We have seen that violence on the sands of Tunisia, and we heard it in the screams of the Jordanian pilot who was burned alive. We must be under no illusions about the threat we face. Daesh is not like the armed political terrorists we have seen in the past; it poses a fundamentally different threat. It is a group that seeks not accommodation but domination. They hate us not because of what we do, but because of who we are and stand for. They hate our history, our identity and our values.

On the military question of whether British bombing, as part of an allied action in Syria, will be a game changer, I say; no, it will not, but it will make a significant and serious contribution to the alliance. The Prime Minister is absolutely correct that some of our weaponry enables us to minimise the number of civilian casualties, and this is vital from a humanitarian point of view, as well as keeping a propaganda weapon from our opponents. Britain is contributing as we did successfully in Libya.

We must be rational and cautious about the wider implications. No war or conflict is ever won from the air alone, and the Prime Minister was right to point out that this is only a part of the wider response.

If we degrade Daesh's command and control, territory will need to be taken and held, so ultimately we will need an international coalition on the ground. There may be as many Syrian fighters as the Joint Intelligence Committee has set out, and they may be co-ordinating with the international coalition, or be capable of doing so, but we must also recognise the need to take and hold territory.

The action will not in itself defeat Daesh, but, alongside the Vienna process, it may help to bring peace in the long term to the Syrian people. Without the defeat of Daesh, there will be no peace.

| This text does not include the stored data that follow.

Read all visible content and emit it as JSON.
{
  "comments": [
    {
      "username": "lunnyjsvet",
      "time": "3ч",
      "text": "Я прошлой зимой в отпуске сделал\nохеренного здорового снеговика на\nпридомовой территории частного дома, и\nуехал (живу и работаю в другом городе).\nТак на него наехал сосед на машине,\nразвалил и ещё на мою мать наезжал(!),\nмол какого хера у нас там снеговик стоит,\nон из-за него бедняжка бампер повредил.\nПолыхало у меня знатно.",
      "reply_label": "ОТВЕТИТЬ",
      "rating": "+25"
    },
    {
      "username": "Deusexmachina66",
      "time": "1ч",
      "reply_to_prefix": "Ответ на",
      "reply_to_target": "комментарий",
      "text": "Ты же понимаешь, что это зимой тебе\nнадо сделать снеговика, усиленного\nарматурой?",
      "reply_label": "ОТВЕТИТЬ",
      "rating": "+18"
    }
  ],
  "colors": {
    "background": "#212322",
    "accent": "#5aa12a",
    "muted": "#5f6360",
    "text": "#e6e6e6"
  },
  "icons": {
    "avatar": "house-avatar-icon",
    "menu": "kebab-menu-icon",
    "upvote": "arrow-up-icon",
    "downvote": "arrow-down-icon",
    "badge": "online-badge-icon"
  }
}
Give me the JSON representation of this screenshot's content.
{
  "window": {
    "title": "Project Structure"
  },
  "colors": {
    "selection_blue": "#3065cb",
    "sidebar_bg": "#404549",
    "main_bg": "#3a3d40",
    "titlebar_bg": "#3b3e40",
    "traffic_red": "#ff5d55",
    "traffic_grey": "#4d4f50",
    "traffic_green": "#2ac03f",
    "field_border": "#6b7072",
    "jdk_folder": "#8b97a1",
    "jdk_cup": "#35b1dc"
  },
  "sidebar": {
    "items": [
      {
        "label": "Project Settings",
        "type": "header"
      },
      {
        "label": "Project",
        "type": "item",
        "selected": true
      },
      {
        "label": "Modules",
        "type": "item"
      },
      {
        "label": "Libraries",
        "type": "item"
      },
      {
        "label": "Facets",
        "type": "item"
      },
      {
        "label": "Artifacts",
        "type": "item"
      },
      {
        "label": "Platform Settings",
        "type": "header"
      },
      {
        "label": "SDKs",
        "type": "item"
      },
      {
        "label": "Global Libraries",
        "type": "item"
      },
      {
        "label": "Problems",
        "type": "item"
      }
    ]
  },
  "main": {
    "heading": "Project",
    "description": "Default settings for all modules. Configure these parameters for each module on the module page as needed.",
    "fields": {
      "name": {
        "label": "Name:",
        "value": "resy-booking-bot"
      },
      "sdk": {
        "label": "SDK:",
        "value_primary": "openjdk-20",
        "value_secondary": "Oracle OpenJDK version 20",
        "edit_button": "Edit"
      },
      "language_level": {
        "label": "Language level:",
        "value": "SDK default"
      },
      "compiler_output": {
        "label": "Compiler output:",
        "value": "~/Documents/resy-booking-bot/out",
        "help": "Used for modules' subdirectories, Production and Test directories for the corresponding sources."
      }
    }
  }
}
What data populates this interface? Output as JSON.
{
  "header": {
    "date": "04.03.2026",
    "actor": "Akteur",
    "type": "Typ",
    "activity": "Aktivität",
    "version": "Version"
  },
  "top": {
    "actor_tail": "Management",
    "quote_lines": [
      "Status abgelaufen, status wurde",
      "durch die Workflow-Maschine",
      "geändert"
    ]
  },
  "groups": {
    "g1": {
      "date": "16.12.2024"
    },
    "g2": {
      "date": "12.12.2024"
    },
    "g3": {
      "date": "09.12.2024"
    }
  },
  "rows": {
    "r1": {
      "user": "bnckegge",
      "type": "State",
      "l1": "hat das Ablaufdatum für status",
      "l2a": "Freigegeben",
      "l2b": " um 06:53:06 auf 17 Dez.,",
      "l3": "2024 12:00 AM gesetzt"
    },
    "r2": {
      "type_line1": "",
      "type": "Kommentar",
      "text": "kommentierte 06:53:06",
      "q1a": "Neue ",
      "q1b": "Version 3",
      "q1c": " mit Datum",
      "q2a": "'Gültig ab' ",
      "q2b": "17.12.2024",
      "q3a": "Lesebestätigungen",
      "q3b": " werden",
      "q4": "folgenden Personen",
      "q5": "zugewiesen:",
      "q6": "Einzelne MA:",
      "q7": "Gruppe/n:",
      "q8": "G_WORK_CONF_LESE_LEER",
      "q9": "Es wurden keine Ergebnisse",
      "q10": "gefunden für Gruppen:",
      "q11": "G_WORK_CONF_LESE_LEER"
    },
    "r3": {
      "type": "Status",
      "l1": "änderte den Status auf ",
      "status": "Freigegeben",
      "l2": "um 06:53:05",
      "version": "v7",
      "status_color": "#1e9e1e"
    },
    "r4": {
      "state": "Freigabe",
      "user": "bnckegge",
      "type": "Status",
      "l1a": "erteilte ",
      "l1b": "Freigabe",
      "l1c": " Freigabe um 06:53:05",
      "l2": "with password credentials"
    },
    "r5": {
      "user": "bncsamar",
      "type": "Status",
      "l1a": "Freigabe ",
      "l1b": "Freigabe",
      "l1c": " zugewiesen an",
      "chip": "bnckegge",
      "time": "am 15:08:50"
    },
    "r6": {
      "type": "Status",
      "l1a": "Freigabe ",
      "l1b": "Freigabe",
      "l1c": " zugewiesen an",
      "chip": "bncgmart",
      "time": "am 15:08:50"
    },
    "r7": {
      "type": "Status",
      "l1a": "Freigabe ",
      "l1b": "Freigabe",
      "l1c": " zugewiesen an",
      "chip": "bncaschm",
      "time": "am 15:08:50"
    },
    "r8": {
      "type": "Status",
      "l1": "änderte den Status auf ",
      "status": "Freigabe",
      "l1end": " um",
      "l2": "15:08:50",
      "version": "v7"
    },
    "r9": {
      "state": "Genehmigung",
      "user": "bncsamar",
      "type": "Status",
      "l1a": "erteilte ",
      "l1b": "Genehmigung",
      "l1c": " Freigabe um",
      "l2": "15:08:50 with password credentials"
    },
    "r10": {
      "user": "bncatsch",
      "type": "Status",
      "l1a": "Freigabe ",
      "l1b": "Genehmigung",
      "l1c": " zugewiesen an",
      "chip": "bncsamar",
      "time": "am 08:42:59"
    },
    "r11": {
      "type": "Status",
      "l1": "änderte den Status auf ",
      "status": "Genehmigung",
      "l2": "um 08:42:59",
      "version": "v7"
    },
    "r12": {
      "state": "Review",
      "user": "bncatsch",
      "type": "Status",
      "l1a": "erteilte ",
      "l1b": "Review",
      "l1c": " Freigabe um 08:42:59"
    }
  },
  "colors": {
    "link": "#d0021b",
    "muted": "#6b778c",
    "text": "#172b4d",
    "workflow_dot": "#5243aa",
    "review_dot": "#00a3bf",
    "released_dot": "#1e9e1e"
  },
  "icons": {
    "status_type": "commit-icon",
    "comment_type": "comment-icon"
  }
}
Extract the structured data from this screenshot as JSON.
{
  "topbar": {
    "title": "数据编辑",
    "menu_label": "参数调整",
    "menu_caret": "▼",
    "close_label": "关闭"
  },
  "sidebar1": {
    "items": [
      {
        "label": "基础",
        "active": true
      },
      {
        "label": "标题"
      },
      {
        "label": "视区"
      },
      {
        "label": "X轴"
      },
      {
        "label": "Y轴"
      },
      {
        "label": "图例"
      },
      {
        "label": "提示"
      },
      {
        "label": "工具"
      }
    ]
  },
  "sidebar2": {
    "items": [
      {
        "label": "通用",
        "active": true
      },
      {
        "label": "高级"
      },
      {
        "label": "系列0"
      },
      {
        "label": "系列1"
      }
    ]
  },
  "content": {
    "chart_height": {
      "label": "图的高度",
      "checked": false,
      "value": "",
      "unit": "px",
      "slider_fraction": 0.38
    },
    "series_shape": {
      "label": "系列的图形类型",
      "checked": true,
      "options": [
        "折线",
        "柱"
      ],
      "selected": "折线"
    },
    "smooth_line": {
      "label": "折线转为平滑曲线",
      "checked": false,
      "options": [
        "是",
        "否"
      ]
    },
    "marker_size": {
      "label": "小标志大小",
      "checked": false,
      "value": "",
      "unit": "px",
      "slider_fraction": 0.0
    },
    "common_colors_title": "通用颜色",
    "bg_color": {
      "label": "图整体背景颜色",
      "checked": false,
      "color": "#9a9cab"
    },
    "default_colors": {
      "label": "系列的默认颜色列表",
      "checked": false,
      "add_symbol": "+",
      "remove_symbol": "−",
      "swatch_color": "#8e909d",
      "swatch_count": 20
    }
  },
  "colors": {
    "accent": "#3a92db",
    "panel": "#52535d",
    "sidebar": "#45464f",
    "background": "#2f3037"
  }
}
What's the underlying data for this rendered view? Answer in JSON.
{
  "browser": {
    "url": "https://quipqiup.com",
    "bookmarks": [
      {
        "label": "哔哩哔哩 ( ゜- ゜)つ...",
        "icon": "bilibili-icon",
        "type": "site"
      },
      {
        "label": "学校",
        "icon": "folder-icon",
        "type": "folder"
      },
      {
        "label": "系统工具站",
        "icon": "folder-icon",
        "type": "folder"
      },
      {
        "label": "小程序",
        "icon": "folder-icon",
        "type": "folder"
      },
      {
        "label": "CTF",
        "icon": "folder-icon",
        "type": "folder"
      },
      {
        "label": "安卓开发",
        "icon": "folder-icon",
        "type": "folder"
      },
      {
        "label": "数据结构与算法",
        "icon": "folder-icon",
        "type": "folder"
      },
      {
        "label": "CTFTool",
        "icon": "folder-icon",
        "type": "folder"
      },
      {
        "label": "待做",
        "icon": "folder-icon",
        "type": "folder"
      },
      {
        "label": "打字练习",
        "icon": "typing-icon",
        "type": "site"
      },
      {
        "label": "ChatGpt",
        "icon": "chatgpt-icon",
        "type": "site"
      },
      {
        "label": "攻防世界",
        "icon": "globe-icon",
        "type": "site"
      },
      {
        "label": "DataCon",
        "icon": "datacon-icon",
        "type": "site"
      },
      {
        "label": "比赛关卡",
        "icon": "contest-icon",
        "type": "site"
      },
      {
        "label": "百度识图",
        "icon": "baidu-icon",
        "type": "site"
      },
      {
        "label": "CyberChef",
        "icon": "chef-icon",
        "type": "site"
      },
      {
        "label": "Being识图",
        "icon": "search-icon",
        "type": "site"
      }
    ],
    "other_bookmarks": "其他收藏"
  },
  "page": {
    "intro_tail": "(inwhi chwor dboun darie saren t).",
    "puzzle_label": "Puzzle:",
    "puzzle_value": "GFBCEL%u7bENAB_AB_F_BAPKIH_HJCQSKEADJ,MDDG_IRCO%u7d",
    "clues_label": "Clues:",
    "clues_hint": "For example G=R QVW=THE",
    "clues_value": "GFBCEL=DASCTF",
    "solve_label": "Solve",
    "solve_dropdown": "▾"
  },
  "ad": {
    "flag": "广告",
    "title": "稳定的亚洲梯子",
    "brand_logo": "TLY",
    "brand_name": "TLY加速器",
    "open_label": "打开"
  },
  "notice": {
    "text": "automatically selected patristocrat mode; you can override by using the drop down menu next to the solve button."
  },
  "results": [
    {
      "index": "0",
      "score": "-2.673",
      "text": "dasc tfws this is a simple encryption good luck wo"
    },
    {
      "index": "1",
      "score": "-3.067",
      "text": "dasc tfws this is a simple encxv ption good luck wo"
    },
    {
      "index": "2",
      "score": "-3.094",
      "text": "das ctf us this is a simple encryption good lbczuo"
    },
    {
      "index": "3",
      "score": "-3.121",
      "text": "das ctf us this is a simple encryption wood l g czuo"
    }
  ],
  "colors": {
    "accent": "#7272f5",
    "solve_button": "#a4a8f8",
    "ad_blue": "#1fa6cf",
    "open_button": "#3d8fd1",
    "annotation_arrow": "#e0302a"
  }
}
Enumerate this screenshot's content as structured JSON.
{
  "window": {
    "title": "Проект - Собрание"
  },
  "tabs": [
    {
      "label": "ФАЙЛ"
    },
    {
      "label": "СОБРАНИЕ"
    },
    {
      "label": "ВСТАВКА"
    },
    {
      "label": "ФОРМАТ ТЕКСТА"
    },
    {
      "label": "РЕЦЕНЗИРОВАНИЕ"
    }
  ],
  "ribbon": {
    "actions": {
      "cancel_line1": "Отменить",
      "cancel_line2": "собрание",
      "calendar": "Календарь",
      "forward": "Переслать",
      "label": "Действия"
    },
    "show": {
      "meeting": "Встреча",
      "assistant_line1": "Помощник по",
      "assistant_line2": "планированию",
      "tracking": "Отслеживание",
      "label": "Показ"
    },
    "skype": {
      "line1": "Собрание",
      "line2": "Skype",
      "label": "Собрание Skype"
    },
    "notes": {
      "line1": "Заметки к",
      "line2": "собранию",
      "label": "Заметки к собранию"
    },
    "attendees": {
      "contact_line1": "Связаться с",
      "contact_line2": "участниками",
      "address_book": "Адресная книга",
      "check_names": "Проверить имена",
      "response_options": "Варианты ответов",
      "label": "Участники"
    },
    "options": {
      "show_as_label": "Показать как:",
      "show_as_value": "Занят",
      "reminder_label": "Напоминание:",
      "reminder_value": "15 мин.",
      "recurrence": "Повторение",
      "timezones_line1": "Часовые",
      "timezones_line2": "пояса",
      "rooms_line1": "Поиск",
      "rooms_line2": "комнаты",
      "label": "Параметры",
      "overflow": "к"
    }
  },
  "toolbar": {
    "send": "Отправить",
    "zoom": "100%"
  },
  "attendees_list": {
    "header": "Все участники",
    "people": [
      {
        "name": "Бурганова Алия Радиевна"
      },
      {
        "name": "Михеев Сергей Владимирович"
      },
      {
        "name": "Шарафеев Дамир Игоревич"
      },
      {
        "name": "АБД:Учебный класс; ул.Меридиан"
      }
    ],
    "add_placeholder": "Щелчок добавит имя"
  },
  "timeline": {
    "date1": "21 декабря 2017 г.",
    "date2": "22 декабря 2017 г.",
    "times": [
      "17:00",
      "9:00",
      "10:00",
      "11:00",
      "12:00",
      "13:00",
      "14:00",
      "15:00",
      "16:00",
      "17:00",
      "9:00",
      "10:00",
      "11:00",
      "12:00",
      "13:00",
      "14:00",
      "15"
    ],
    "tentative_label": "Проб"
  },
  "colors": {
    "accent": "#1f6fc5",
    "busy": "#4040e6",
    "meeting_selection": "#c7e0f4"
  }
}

We have not chosen this conflict, but we could not have ignored it; if we had done nothing that in itself would have been a policy position which would have its own consequences. That does not mean we will not see a terrorist atrocity in this country, but if we do not tackle Daesh there will be an increasing risk that we have to face the consequences over here. That would be an abdication of the primary responsibility of the Government and Houses of Parliament, which is the protection and defence of the British people.